Così come d’altra parte accade a noi quando ci lasciamo irretire dal peccato: esso, a prima vista, appare buono, gustoso, appetitoso, ma poi, una volta assaporato, comunica un senso di fallimento, di incompiutezza, di amaro. Chi fa o sceglie il male, inevitabilmente dal male viene rapito: il suo cuore si inaridisce, il suo sguardo si incupisce, le sue passioni si pervertono irrimediabilmente diventando tiranni esigenti ed insaziabili: non ci si accontenta mai, ci si illude di poter avere sempre di più, di godere e soddisfarsi sempre di più!
Gesù, dunque, vuol spiegarci che meretrici ed esattori delle tasse sono talmente conficcati nel cuneo d’ombra del male che non possono che rialzarsi e reagire a tale devastazione interiore.
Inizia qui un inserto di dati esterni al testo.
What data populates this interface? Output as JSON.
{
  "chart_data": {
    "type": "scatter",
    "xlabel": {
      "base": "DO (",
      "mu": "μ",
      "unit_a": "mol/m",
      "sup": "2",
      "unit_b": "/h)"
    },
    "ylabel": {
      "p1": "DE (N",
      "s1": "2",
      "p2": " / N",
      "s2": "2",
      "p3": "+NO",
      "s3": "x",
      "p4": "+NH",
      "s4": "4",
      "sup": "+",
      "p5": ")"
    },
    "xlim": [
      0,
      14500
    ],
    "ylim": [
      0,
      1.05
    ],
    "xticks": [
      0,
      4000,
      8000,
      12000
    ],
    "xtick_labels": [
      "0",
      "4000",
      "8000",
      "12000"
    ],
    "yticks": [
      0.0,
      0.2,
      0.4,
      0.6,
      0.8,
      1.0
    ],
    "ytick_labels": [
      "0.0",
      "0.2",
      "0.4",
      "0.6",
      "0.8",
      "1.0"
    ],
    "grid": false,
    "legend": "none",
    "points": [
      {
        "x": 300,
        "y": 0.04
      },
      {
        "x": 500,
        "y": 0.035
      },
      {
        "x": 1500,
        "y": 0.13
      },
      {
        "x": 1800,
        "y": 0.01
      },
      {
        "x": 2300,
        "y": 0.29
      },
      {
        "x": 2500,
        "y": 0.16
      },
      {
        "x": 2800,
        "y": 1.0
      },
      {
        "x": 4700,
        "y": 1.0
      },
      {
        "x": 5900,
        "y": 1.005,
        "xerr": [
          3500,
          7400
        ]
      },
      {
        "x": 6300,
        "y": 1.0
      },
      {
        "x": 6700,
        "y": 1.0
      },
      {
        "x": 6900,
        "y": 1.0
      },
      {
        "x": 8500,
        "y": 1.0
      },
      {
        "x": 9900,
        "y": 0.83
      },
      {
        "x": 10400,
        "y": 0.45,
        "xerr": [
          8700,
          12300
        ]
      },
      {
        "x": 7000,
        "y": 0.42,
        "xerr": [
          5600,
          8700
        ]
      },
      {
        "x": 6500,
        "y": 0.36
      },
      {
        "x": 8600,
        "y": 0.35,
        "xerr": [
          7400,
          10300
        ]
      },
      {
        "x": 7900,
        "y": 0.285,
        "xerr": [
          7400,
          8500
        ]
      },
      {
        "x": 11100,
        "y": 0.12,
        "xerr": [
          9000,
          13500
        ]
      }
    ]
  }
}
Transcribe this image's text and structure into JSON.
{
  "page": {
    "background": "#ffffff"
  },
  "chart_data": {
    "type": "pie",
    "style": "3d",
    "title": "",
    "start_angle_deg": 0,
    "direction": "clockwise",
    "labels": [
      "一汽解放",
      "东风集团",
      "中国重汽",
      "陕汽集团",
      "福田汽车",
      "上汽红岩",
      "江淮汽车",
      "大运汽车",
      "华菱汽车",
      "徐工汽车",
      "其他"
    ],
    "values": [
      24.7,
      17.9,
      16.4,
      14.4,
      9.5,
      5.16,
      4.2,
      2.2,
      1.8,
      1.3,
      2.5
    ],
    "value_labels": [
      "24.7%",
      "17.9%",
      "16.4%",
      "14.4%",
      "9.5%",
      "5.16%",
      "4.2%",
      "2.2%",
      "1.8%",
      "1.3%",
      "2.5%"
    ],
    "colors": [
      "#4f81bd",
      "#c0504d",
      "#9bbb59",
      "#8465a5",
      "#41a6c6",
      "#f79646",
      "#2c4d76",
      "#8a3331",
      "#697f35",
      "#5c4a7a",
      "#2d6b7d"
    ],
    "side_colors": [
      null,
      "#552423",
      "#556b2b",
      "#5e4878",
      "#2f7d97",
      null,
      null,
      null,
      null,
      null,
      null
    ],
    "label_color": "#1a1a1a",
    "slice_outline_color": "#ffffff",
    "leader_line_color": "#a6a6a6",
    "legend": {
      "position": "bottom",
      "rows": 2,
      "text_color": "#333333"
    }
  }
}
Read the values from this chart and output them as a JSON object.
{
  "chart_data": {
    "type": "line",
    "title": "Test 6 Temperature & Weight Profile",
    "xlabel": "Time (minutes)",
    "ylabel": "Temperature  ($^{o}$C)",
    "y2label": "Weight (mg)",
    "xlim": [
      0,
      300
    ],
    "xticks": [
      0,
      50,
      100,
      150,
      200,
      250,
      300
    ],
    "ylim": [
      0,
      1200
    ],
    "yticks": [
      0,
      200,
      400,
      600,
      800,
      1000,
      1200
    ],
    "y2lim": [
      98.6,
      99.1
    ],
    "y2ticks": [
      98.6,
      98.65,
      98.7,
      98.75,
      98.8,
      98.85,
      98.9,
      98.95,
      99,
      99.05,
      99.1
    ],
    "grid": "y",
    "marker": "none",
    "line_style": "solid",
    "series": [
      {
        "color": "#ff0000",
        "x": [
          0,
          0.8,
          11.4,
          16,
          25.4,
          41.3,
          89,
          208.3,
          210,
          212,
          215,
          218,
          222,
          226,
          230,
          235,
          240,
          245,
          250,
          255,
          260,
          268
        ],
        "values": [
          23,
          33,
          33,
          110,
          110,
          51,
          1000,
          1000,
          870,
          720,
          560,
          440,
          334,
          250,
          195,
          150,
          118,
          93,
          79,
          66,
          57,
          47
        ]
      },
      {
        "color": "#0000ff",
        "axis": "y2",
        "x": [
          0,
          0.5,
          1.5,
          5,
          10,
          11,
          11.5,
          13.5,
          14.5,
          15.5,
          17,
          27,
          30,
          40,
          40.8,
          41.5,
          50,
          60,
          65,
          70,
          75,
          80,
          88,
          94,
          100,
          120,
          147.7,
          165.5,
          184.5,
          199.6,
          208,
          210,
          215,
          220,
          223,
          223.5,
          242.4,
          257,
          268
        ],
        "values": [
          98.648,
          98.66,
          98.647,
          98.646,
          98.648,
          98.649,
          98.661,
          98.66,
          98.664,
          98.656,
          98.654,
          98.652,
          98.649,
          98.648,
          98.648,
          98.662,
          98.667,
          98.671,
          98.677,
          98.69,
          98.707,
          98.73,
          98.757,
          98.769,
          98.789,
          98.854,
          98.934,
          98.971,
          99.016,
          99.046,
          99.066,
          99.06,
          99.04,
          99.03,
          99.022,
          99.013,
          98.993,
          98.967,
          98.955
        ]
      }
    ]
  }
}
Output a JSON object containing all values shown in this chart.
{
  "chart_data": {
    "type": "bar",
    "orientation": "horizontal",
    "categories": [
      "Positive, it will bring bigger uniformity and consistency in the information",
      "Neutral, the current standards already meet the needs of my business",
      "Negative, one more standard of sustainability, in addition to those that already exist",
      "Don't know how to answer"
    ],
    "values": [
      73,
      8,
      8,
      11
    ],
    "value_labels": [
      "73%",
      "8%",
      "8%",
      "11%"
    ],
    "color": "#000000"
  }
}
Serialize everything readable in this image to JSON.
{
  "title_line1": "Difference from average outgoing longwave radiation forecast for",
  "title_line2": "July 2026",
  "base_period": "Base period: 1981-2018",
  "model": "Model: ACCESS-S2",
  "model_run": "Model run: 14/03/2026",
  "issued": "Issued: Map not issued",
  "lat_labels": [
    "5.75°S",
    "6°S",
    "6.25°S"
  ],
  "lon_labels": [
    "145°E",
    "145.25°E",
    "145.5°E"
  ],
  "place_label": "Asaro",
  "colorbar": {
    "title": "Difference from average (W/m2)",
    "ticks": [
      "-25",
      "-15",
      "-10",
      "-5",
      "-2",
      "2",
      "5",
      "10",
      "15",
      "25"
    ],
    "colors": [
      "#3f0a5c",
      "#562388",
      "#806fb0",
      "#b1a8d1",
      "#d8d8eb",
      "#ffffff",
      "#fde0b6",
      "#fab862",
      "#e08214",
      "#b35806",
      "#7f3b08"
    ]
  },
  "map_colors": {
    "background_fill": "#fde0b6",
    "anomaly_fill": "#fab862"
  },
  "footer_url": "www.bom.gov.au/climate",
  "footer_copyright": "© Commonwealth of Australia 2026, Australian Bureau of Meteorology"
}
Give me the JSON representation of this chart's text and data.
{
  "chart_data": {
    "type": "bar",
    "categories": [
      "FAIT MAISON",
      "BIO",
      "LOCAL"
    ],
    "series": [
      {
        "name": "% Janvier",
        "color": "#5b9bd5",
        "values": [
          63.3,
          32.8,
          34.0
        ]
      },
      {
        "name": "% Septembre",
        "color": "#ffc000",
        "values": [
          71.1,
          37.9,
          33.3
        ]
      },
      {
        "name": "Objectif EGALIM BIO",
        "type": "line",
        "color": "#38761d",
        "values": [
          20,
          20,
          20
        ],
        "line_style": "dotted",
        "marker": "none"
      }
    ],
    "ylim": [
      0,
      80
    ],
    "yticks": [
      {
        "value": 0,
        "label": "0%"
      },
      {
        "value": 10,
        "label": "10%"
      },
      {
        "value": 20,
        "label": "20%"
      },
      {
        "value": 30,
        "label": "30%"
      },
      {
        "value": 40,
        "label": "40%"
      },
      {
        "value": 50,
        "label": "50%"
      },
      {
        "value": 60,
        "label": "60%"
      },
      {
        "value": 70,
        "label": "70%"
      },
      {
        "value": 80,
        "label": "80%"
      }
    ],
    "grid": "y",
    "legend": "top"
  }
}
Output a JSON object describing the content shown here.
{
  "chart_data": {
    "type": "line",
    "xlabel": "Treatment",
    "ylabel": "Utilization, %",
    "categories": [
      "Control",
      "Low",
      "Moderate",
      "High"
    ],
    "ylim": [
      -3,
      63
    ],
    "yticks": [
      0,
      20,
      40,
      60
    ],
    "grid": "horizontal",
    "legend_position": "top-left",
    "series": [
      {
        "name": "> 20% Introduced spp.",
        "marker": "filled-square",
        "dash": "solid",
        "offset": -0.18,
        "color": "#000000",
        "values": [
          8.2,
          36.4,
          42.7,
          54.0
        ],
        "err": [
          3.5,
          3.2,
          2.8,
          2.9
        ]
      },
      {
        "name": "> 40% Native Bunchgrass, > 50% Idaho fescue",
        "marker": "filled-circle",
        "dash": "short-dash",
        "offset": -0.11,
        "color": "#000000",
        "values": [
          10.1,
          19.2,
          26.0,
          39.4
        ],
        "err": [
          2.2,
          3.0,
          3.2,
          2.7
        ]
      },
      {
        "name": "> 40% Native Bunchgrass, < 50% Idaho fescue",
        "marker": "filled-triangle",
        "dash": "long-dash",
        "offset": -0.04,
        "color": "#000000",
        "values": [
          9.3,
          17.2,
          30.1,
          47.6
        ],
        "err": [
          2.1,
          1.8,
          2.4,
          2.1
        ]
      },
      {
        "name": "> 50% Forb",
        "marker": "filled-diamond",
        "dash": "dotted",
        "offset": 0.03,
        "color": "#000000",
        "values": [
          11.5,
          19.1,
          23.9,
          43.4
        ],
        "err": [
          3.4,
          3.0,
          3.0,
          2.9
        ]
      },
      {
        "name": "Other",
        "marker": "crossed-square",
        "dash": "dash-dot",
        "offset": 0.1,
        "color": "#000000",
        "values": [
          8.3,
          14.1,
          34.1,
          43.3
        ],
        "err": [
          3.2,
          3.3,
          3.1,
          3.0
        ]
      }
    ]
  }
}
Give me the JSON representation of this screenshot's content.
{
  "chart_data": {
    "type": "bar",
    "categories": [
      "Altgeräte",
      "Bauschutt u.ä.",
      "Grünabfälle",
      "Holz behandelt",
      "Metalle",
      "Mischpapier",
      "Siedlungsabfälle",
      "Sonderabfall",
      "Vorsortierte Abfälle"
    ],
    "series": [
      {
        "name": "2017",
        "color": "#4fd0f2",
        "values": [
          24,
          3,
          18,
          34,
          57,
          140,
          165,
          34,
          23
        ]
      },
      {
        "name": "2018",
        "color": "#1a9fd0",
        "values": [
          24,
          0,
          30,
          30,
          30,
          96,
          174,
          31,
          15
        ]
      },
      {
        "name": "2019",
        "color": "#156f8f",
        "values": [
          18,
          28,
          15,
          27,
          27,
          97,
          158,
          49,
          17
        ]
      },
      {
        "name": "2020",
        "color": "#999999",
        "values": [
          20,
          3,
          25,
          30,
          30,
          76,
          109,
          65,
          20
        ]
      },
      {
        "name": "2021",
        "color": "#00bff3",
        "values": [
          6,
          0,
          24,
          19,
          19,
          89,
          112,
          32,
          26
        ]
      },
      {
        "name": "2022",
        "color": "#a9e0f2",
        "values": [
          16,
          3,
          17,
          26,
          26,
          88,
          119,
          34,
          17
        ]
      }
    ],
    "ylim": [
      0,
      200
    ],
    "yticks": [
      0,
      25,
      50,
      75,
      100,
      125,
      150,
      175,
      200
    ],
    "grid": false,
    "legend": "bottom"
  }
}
Per questo molti di loro si aggrappano a Gesù: perché è l’unico che mostra un po’ di amore e la possibilità di uscire da quelle situazioni così dolorose e umilianti. Coltivano nel profondo del cuore la nostalgia di una esistenza diversa, di una vita che faccia loro gustare relazioni piene, autentiche, gratuite.
I benpensanti, invece, - i capi dei sacerdoti e gli anziani del popolo destinatari di questa parabola – non si rendono conto di quanto sia pericoloso il peccato, di quanto scavi nel profondo lasciando scorie che difficilmente sono estirpabili se non attraverso un serio, puntuale e rigoroso cammino di purificazione e di conversione.
Gli interlocutori di Gesù partono svantaggiati rispetto a pubblicani e peccatori perché non sanno o non vogliono sapere di essere anch’essi schiavi del male. Essi credono che per essere a posto in coscienza basta semplicemente osservare alla lettera la legge ebraica, andare al tempio, compiere perfettamente i gesti liturgici, partecipare alla vita della comunità. Ma per Gesù non basta che si facciano delle cose: a lui non interessa che obliteriamo il biglietto, che ottemperiamo i nostri obblighi e doveri. A lui interessa che impariamo a fidarci di lui e ad amare Dio e i fratelli. Se precetti e comandamenti servono a questo bene, altrimenti è meglio fare altro…
I benpensanti sono più ciechi dei pubblicani e delle prostitute, perché almeno quest’ultimi sono consapevoli che stanno sbagliando e ne stanno già pagando le conseguenze; gli altri, invece, pretendono di essere giusti e questa presunzione li rende arroganti, autosufficienti, arrivati! Credono che dicendo di “sì” con le labbra a Dio abbiamo già adempiuto al loro dovere. Ma a Dio del dovere non interessa nulla, perché il dovere presuppone un rapporto di sudditanza e anche un limite rispetto alle cose fare (una volta assolto il dovere non sono più tenuto ad altro!), mentre l’amore rivendica libertà e non ammette limiti. L’amore non ha barriere o recinti, non si compiace di regole e precetti, non pronuncia mai la parola “basta”, non è mai sazia del bene, del giusto e del bello. L’amore continuamente mette in discussione e in subbuglio il cuore; l’amore non si accontenta, non si assuefà, non si impigrisce, non si sclerotizza, non si lascia imbrigliare dalle apparenze, ma va alla radice profonda dell’essenza dell’uomo, della sua identità, dei suoi desideri e delle sue passioni più vere. Nell’amore c’è solo il “sì”, convinto, continuo, concreto!